Emergency Use of Targeted Osmotic Lysis for the Treatment of a Patient with Aggressive Late-Stage Squamous Cell Carcinoma of the Cervix

Abstract

Upregulation of voltage-gated sodium channels (VGSCs) and Na⁺/K⁺-ATPase (sodium pumps) is common across most malignant carcinomas. Targeted osmotic lysis (TOL) is a developing technology in which the concomitant stimulation of VGSCs and pharmacological blockade of sodium pumps causes rapid selective osmotic lysis of carcinoma cells. This treatment of cervical carcinoma is evidence that TOL is a safe, well-tolerated and effective treatment for aggressive advanced carcinomas that has the potential to extend life without compromising its quality. TOL is likely to have broad application for the treatment of advanced-stage carcinomas.

Trial registration: ClinicalTrials.gov NCT01414608.
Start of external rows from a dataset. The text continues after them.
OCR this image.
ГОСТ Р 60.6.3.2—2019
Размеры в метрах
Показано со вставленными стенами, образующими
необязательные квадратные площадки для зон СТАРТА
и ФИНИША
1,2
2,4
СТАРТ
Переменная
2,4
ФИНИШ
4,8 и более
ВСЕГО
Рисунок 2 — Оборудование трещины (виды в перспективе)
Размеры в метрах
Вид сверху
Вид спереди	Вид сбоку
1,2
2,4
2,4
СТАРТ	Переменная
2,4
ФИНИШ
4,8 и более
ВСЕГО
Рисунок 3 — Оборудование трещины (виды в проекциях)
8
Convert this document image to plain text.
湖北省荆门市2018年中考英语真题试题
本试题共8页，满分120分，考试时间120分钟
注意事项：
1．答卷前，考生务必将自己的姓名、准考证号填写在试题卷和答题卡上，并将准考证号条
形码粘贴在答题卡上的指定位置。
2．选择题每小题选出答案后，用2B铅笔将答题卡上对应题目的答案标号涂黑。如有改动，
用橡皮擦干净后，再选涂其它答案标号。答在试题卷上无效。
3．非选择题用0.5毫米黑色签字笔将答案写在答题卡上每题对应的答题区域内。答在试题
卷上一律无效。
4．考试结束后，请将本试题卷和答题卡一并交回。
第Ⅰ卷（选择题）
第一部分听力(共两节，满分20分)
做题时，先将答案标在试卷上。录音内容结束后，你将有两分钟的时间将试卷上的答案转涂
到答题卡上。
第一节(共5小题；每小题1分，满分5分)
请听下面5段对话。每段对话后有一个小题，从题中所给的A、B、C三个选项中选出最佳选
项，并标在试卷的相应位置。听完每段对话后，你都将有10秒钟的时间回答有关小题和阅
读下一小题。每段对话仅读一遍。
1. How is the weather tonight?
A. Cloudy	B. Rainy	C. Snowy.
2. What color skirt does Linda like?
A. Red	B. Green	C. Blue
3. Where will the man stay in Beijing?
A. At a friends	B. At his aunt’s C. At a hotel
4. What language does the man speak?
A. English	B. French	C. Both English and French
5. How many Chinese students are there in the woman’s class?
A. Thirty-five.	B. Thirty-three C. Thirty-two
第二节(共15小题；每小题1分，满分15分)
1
Keywords: advanced-stage cervical cancer; sodium channels; sodium pumps; targeted osmotic lysis.

Figure 1

The photomicrographs depict the immunohistochemical labeling of voltage-gated sodium channels (VGSCs) (green) in a biopsy of the stage IIB carcinoma of the cervix obtained from the patient prior to treatment with targeted osmotic lysis (TOL). Sections were incubated and then processed with a goat-anti-rabbit 488 Alexa fluorophore secondary antibody, 1:800 dilution. Nuclei were counterstained with DRAQ5 (blue; dilution 1:600). Twelve images taken with a Leica DMi8 confocal microscope at 40× oil magnification were reviewed for evidence of VGSC labeling. Panel (A) depicts a representative portion of the biopsy where many cells, approximately 40% of the total, highly expressed VGSCs. Cellular profiles from three sections were outlined and the mean fluorescence intensity was measured using the ImageJ-FIJI software (imagej.nih.gov; accessed on 19 May 2021) to quantify the sodium channel expression. The histogram (B) presents the average mean fluorescence intensity measured from 50 intensely stained and 50 weakly stained cell profiles compared to the background indicative of the level of VGSC expression in highly expressing tumor cells and minimally expressing neoplastic and stromal cells, respectively. A one-way ANOVA was significant (p < 0.00001); * = p < 0.001 compared to the background; ** = p < 0.001 compared to weakly expressing cells (Student’s t-test with Scheffe’s adjustment). Calibration bar in A = 25 µm.

Figure 2

The photograph depicts the patient in the bore of the custom-built coaxial ring device used to deliver the uniform pulsed electric fields necessary for opening the VGSCs in TOL (The Phantom Laboratory, Salem, NY, USA).

Figure 3

Transverse computed tomographic images of the Stage IIB carcinoma of the cervix obtained from the patient before (A) and 3 (B) and 21 days (C) after treatment with TOL. The images were chosen to depict cuts through the tumor at levels as closely similar as possible. Adjustments of magnifications were made to match the dimensions of bony landmarks of the femoral head and acetabulum. Adjustments of contrast and brightness for optimum clarity of the images were applied equally to all the three images. Note that the size of the tumor increases with each successive image. By contrast-enhanced CT, areas of hypodensity observed within the tumor mass appear larger and much more prominent after treatment with TOL, consistent with the reduction in measured tissue densities from 70 HU pre-treatment (A) to 56 HU (B) by day 3 and 47 HU (C) by day 21 post-treatment. Additional region-of-interest (ROI) reference measurements were made for each scan over the left gluteal musculature revealing values of 127 HU (A), 120 HU (B) and 125 HU (C), respectively. Calibration bar in C = 5 cm.